Thanks to the social media fitness community, snapping a selfie during a workout is a pretty normal thing to do these days. One gym is even investing in a "selfie room."
And it's known that social media can absolutely have a positive impact on body image and health habits (especially if you've joined an online support group). On the flip side, social media use has also been linked to depression and anxiety as well as unhealthy body image, making the ways your favorite apps affect your mental and physical health anything but clear-cut.
That's why a survey recently conducted by FitRated is so fascinating. They polled 1,000 people about their social media use in order to gain insight into how their habits might be affecting their body image, self-esteem, and health-related behaviors.
One of the most interesting findings of the survey was that while typical social media users and non-social media users had normal body image, avid social media users were way more likely to believe that their looks were extremely important, be dissatisfied with how they looked, and have low self-esteem. Yikes.
What is an avid user, you ask? Those are people who are on social media for three hours or more per day. That might sound like a lot, but if you've ever gone down a black hole on Instagram more than once on a lazy Sunday, you can probably see how that could add up fast.

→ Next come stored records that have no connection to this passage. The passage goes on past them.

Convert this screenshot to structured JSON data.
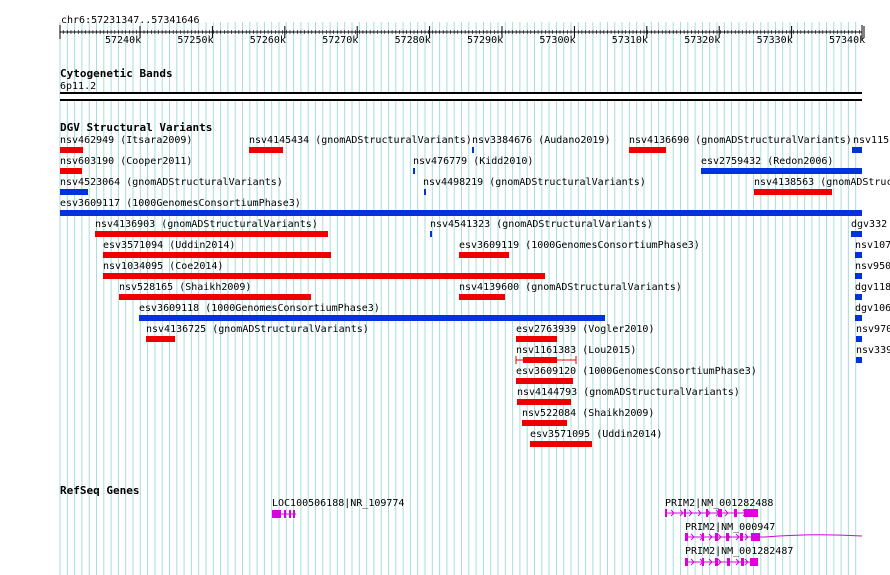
{
  "header": {
    "coords": "chr6:57231347..57341646"
  },
  "ruler": {
    "ticks": [
      "57240k",
      "57250k",
      "57260k",
      "57270k",
      "57280k",
      "57290k",
      "57300k",
      "57310k",
      "57320k",
      "57330k",
      "57340k"
    ]
  },
  "tracks": {
    "cyto": {
      "title": "Cytogenetic Bands",
      "band": "6p11.2"
    },
    "dgv": {
      "title": "DGV Structural Variants",
      "labels": [
        "nsv462949 (Itsara2009)",
        "nsv4145434 (gnomADStructuralVariants)",
        "nsv3384676 (Audano2019)",
        "nsv4136690 (gnomADStructuralVariants)",
        "nsv115",
        "nsv603190 (Cooper2011)",
        "nsv476779 (Kidd2010)",
        "esv2759432 (Redon2006)",
        "nsv4523064 (gnomADStructuralVariants)",
        "nsv4498219 (gnomADStructuralVariants)",
        "nsv4138563 (gnomADStructu",
        "esv3609117 (1000GenomesConsortiumPhase3)",
        "nsv4136903 (gnomADStructuralVariants)",
        "nsv4541323 (gnomADStructuralVariants)",
        "dgv332",
        "esv3571094 (Uddin2014)",
        "esv3609119 (1000GenomesConsortiumPhase3)",
        "nsv107",
        "nsv1034095 (Coe2014)",
        "nsv950",
        "nsv528165 (Shaikh2009)",
        "nsv4139600 (gnomADStructuralVariants)",
        "dgv118",
        "esv3609118 (1000GenomesConsortiumPhase3)",
        "dgv106",
        "nsv4136725 (gnomADStructuralVariants)",
        "esv2763939 (Vogler2010)",
        "nsv970",
        "nsv1161383 (Lou2015)",
        "nsv339",
        "esv3609120 (1000GenomesConsortiumPhase3)",
        "nsv4144793 (gnomADStructuralVariants)",
        "nsv522084 (Shaikh2009)",
        "esv3571095 (Uddin2014)"
      ]
    },
    "refseq": {
      "title": "RefSeq Genes",
      "genes": [
        "LOC100506188|NR_109774",
        "PRIM2|NM_001282488",
        "PRIM2|NM_000947",
        "PRIM2|NM_001282487"
      ]
    }
  },
  "colors": {
    "gain": "#ee0000",
    "loss": "#0033dd",
    "gene": "#dd00dd",
    "grid": "#a8dede"
  }
}
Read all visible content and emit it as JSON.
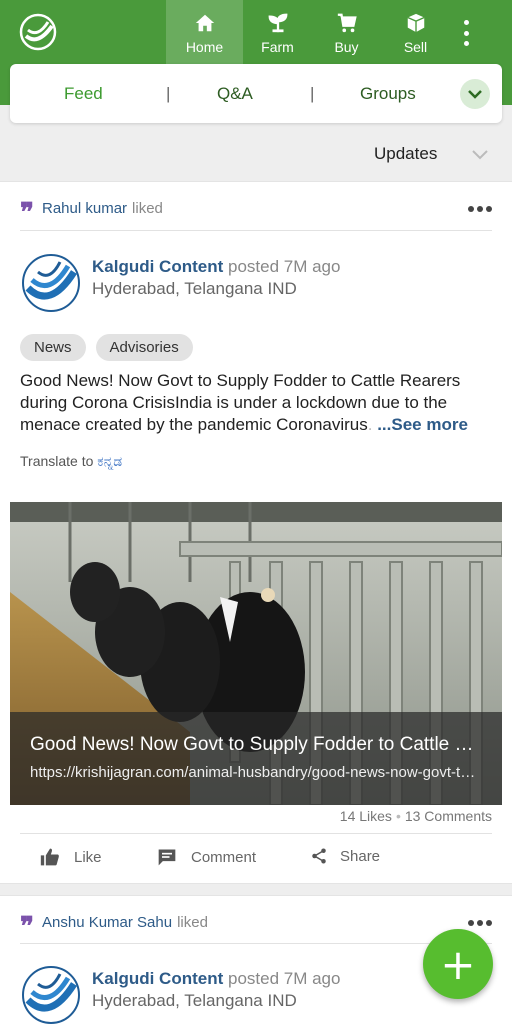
{
  "nav": {
    "items": [
      {
        "label": "Home",
        "icon": "home-icon",
        "active": true
      },
      {
        "label": "Farm",
        "icon": "sprout-icon",
        "active": false
      },
      {
        "label": "Buy",
        "icon": "cart-icon",
        "active": false
      },
      {
        "label": "Sell",
        "icon": "box-icon",
        "active": false
      }
    ]
  },
  "tabs": {
    "feed": "Feed",
    "qa": "Q&A",
    "groups": "Groups",
    "separator": "|"
  },
  "filter": {
    "label": "Updates"
  },
  "posts": [
    {
      "liked_by": "Rahul kumar",
      "liked_suffix": "liked",
      "author": "Kalgudi Content",
      "posted": "posted 7M ago",
      "location": "Hyderabad, Telangana IND",
      "tags": [
        "News",
        "Advisories"
      ],
      "text_main": "Good News! Now Govt to Supply Fodder to Cattle Rearers during Corona CrisisIndia is under a lockdown due to the menace created by the pandemic Coronavirus",
      "text_fade": ". ",
      "see_more": "...See more",
      "translate_prefix": "Translate to",
      "translate_lang": "ಕನ್ನಡ",
      "media_title": "Good News! Now Govt to Supply Fodder to Cattle Rearers during Corona Crisis",
      "media_url": "https://krishijagran.com/animal-husbandry/good-news-now-govt-to-supply-fodder",
      "likes": "14 Likes",
      "bullet": "•",
      "comments": "13 Comments",
      "actions": {
        "like": "Like",
        "comment": "Comment",
        "share": "Share"
      }
    },
    {
      "liked_by": "Anshu Kumar Sahu",
      "liked_suffix": "liked",
      "author": "Kalgudi Content",
      "posted": "posted 7M ago",
      "location": "Hyderabad, Telangana IND"
    }
  ],
  "fab": {
    "label": "+"
  },
  "colors": {
    "primary": "#4a9a3b",
    "fab": "#57bd2f",
    "link": "#2e5b88",
    "quote": "#7b52ab"
  }
}
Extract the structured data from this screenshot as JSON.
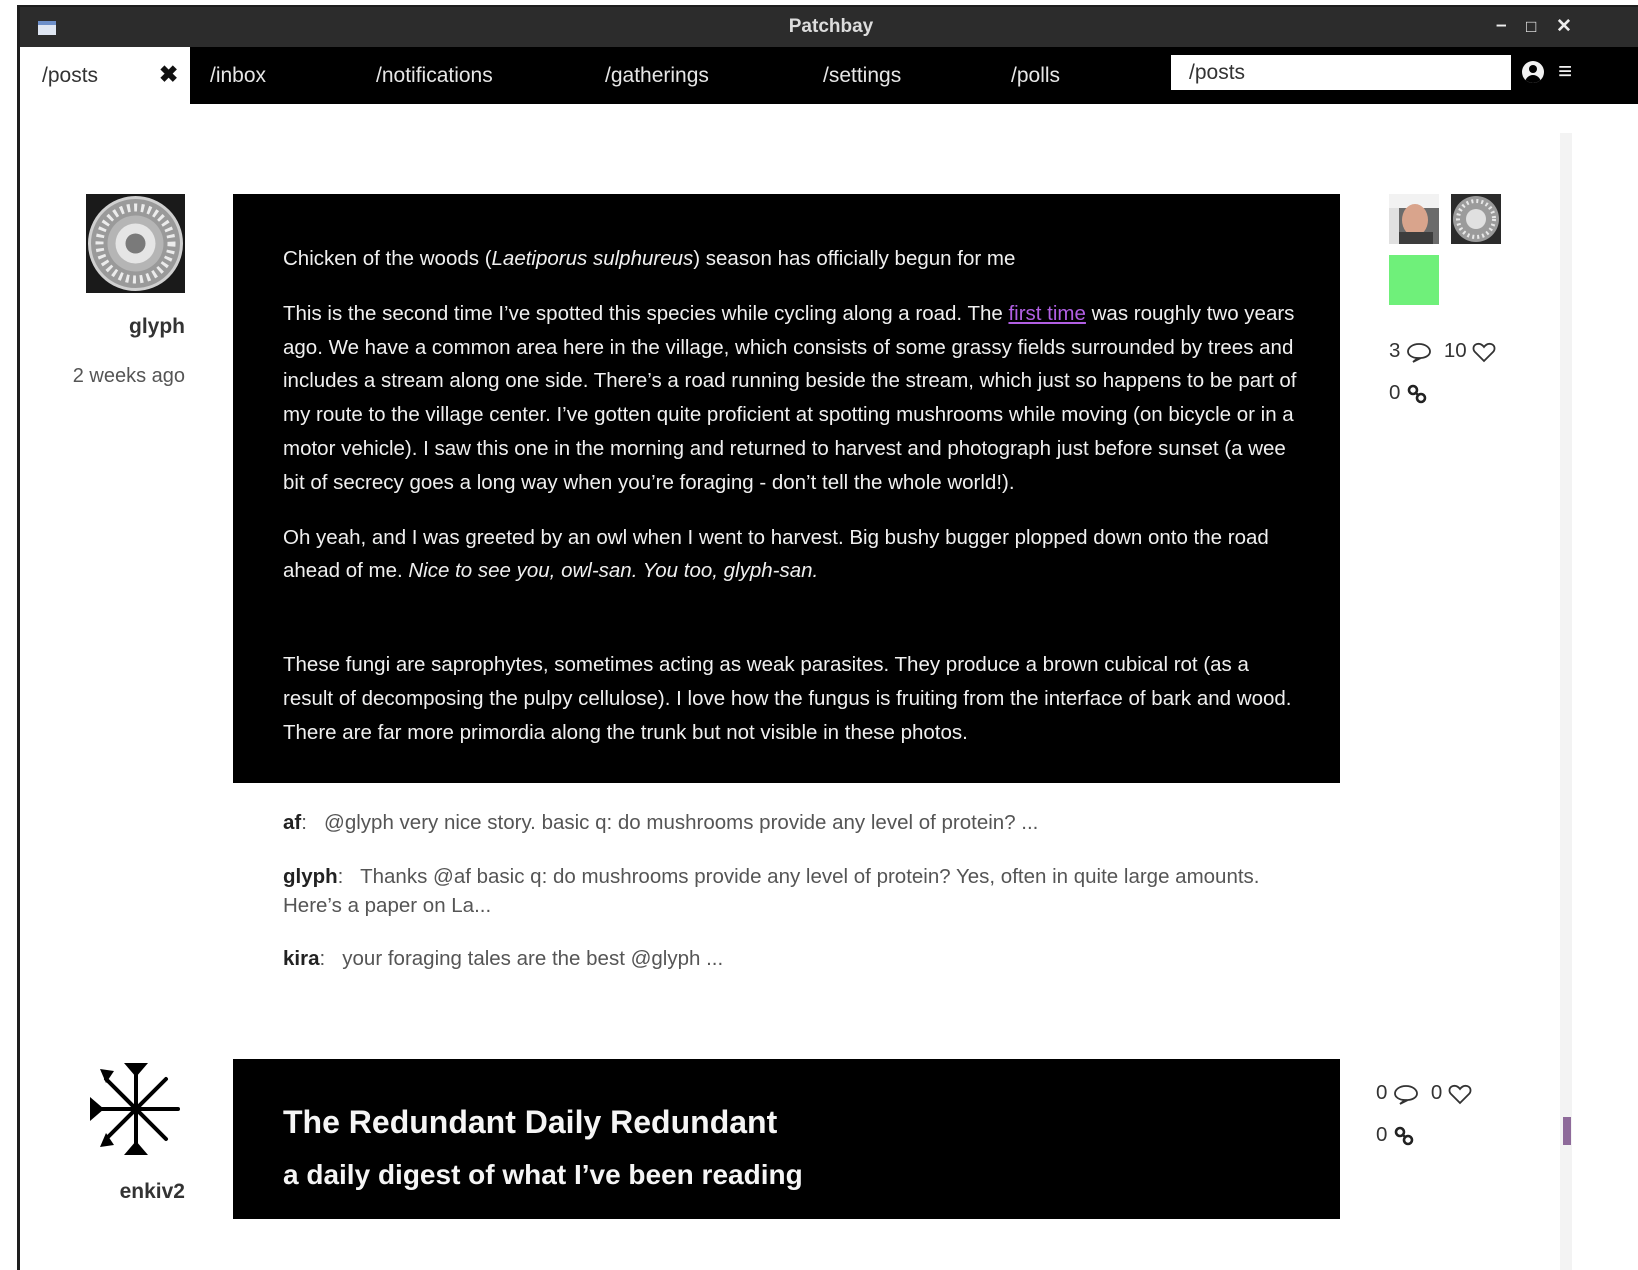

Avid selfie-takers, defined as those who take three or more selfies a month (and TBH, who *doesn't* take that many selfies a month?!) were also likely to believe their physical appearance was extremely important. But interestingly, that belief doesn't necessarily translate into lower self-esteem. In fact, avid selfie-takers were the most likely to have high self-esteem and be satisfied with their own overall look. That's definitely a win! And since taking selfies can help boost confidence, these findings make a lot of sense. It stands to reason: If you like taking photos of yourself, you probably like how you look.
Lastly, the survey took a look at the things respondents wanted to change about their bodies based on their social media use. Everyone had the top two desired change areas in common: stomach and weight. But after that, responses varied. The people who spend the most time on social media each day really wanted to change their legs (thigh gap, anyone?) and teeth, while regular users were more concerned about their hair.
Of course, we don't know exactly why these differences exist, but one thing is clear: The time you spend on social media and taking photos of yourself does impact how you feel about your body and appearance, for better or for worse. The best thing you can do? Tune into how the time you spend scrolling makes you feel and the thoughts you have while browsing others' feeds, and you're likely to gain some insight into how your social media habits are working for (or against) you.